L’œuvre existe à la rencontre de sa forme et de son contenu ; elle n’est pas exempte des modes de production de notre société, et reflète parfois les systèmes d’exploitation en place. Elle a cependant le potentiel de générer des savoirs alternatifs qui inspirent d’un point de vue éthique la gestion des ressources matérielles et naturelles.

Le dossier que nous avons regroupé ici est d’envergure, et touche une question brûlante d’actualité : les enjeux environnementaux. Cependant, les perspectives écologiques de l’art présentées en ces pages n’ont pas nécessairement comme sujet la crise climatique ou la nature en tant que telles, mais soulèvent plutôt les réseaux multiples, et parfois contradictoires, qui tissent la trame matérielle de notre société. Considérant la production des œuvres, et dans un effort de synthétiser une question autrement plus complexe, deux attitudes peuvent être remarquées en art actuel : soit on fabrique soi-même les composantes de ses œuvres – l’artiste maniant un savoir-faire qu’elle ou qu’il a dû apprendre –, soit on délègue la fabrication à des personnes plus spécialisées que soi – à l’image de l’industrialisation qui a effectué un transfert de l’expertise de l’humain vers la machine. Ces deux pôles sont tout de même en dialogue et se côtoient la plupart du temps dans l’ensemble de l’œuvre d’un artiste. Malgré les intentions, il n’existe pas réellement de forme idéale de création, qui constituerait une sorte de modèle éthique pour l’écologie, ou mieux, une solution toute prête face aux crises climatiques qui nous guettent. Quelques indices se trouvent toutefois dans l’œuvre, alors qu’il est possible de déceler au moyen d’une analyse matérialiste de l’art une archéologie de notre production qui elle, révèle les angles morts de notre histoire. Autour de ces enjeux, nous avons rencontré les artistes Stéphanie Auger et Sanaz Sohrabi pour les Portraits. La première procède à une fabrication naturelle de pigments à partir d’une proximité des lieux qu’elle visite ou qu’elle habite ; tandis que la seconde révèle dans le régime de l’image les structures du regard qui ont appuyé la montée d’une pétromodernité.
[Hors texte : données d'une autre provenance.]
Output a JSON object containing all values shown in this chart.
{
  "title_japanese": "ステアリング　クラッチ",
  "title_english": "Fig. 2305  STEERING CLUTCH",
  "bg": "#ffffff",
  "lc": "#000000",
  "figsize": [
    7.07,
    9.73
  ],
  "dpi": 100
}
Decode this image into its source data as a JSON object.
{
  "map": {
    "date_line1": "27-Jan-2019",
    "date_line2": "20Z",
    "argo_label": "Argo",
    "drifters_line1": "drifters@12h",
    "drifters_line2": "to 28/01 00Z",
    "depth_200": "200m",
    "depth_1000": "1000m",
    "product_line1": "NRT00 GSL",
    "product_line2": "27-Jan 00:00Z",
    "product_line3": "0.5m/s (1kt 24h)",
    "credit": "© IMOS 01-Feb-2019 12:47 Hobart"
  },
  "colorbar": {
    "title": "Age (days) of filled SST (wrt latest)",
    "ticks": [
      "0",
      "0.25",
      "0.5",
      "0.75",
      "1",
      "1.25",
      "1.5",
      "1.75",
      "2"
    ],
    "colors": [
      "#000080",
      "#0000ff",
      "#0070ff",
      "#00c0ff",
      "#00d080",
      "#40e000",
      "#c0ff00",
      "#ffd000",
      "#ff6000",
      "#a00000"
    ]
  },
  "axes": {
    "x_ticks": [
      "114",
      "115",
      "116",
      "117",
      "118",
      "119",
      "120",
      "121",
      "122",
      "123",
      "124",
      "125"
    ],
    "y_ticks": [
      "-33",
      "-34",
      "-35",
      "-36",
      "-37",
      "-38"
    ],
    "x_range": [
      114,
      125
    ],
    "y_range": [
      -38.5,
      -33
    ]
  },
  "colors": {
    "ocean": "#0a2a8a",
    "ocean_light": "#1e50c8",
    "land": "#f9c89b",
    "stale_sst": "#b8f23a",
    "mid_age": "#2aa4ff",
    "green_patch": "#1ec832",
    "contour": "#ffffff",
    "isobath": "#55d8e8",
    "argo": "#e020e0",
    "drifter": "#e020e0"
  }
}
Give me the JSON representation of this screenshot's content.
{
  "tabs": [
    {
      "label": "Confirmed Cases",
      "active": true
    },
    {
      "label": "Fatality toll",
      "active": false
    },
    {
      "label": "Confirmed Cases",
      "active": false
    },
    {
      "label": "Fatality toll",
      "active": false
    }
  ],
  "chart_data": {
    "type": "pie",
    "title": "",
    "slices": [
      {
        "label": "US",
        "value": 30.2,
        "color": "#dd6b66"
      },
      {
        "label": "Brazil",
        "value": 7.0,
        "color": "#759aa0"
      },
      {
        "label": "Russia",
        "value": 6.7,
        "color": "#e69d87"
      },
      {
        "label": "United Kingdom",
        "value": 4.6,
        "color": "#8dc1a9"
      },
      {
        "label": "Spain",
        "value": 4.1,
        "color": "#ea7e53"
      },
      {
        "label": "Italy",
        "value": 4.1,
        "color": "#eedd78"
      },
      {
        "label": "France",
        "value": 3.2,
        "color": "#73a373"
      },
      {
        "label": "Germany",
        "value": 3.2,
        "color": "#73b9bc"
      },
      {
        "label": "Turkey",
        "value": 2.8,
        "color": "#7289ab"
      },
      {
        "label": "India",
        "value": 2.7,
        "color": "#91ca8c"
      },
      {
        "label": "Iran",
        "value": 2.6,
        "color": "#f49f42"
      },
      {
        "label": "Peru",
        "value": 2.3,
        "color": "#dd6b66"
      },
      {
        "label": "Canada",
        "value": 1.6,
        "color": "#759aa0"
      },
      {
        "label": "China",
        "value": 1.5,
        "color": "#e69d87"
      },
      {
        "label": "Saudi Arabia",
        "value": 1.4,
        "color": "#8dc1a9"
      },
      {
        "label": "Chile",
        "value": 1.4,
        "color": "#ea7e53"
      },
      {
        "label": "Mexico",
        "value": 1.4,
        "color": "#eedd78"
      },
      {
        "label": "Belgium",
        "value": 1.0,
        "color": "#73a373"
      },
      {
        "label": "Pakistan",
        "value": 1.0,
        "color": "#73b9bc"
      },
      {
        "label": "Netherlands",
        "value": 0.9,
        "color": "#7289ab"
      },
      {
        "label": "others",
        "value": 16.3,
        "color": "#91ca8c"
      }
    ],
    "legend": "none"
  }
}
En trame de fond de ce numéro, il y a une approche holistique de l’art, qui reconnaît l’œuvre et l’action humaine comme indivisibles de leur écosystème. Cette vision est partagée par plusieurs autrices et auteurs, et existe parce que l’œuvre fait état, selon Marie Perrault, « d’un microcosme des rapports entre l’humain et la planète qui l’accueille. » (p. 44) Chez l’artiste OSKI, comme le relate Vivardy Boursiquot au sujet l’exposition au Livart, c’est un désir de puiser dans ses racines sans s’emprisonner dans les traditions. En parlant du spiralisme, il invite à considérer dans l’œuvre des manières de cristalliser une réalité qui est toujours en mouvement. En revenant sur la Biennale d’art contemporain autochtone, Camille Bédard fait état d’œuvres qui réconcilient des polarités – artisanat et technologie, tradition et modernité – pour proposer des visions plus nuancées de la réalité contemporaine. Ce refus de distinguer des pôles souvent considérés comme opposés se reflète dans l’exposition Réclamer la terre au Palais de Tokyo, couverte par Madelene Veber à Paris, dont les œuvres invitent à rompre avec l’idée que les humains se différencient de leur environnement.

Enfin, retrouvez nos rubriques Lectures et Visites, dans lesquelles nous revenons sur les expositions de la Biennale d’art de Toronto, d’Henriette Valium à la Maison de la culture Janine-Sutto, des artistes canadiennes modernes à la Vancouver Art Gallery, et de BGL au Musée d’art contemporain de Baie-Saint-Paul. Pour clore ce numéro d’automne, Lisa Bouraly nous convie à une réflexion comparative de l’usage des archives dans un contexte d’exposition avec Blackity (Montréal) et Catching Up in the Archive (Amsterdam).